Robert Wood Johnson Foundation Awards $7.3 Million for Evaluation of Aligning Forces for Quality Initiative

Penn State has announced a $7.3 million grant from the Robert Wood Johnson Foundation in support of an ongoing evaluation of the foundation's Aligning Forces for Quality initiative.

Launched in 2006, the AF4Q initiative aims to help patients, physicians, employers, insurers, and others improve the overall quality of health care in targeted communities, reduce racial/ethnic disparities, and provide models for national reform. The grant will fund, through 2016, the work of Dennis Scanlon, a professor of health policy and administration in Penn State's College of Health and Human Development, who, with his colleagues, is evaluating the impact of the program in sixteen communities. In particular, Scanlon and his team are focusing on whether AF4Q resulted in improvements in the care of patients with chronic illnesses and in the structures and processes that lead to more affordable care and better outcomes.

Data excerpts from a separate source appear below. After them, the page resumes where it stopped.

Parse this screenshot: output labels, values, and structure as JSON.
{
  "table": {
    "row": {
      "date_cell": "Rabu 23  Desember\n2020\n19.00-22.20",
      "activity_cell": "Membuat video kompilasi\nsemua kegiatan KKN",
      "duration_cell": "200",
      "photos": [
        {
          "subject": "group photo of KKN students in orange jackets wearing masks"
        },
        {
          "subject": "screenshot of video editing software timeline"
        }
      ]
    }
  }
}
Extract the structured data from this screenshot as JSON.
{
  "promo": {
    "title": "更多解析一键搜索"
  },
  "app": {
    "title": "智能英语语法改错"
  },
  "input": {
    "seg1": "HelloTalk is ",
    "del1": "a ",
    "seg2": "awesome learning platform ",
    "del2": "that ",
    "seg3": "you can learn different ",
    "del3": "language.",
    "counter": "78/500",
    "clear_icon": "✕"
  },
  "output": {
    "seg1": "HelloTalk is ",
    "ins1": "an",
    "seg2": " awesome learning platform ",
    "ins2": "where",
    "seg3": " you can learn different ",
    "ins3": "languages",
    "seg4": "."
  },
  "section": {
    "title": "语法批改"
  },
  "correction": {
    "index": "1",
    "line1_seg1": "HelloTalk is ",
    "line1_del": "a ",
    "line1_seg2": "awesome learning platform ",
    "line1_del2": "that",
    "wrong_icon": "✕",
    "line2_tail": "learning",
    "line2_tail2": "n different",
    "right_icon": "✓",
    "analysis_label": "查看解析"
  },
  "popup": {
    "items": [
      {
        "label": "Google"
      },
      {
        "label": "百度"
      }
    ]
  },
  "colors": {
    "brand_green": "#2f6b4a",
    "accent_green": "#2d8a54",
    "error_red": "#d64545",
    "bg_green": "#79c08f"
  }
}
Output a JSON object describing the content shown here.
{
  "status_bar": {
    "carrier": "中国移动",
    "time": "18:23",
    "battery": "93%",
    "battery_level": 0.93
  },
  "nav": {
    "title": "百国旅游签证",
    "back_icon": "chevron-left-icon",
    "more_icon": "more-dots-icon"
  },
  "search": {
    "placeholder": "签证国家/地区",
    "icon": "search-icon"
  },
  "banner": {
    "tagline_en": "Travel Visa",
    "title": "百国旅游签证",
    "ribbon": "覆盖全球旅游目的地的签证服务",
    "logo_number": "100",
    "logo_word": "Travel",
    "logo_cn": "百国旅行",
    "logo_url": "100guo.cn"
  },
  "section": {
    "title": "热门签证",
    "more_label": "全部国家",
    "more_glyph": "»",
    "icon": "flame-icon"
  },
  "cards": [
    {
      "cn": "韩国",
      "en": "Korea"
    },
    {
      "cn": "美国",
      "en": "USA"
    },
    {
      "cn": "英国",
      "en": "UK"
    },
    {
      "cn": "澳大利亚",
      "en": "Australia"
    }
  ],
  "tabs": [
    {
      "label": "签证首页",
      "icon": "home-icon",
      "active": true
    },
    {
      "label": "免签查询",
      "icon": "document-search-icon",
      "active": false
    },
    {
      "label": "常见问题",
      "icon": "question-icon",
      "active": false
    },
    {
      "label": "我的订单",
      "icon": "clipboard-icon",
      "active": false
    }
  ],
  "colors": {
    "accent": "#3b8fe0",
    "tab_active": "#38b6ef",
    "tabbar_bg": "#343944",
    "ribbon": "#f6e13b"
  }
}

"While many people think about health reform at the national level, much of the innovation and experimentation is being done at the local level, within communities where different patients, insurers, employers, and healthcare delivery systems interact," said Scanlon. "The AF4Q program has and will continue to provide a robust learning lab to identify changes — in care delivery, in payment, in patient engagement — that can serve as models for improving health care in other communities and the rest of the country. We are privileged to have the opportunity to systematically study this transformation as it unfolds."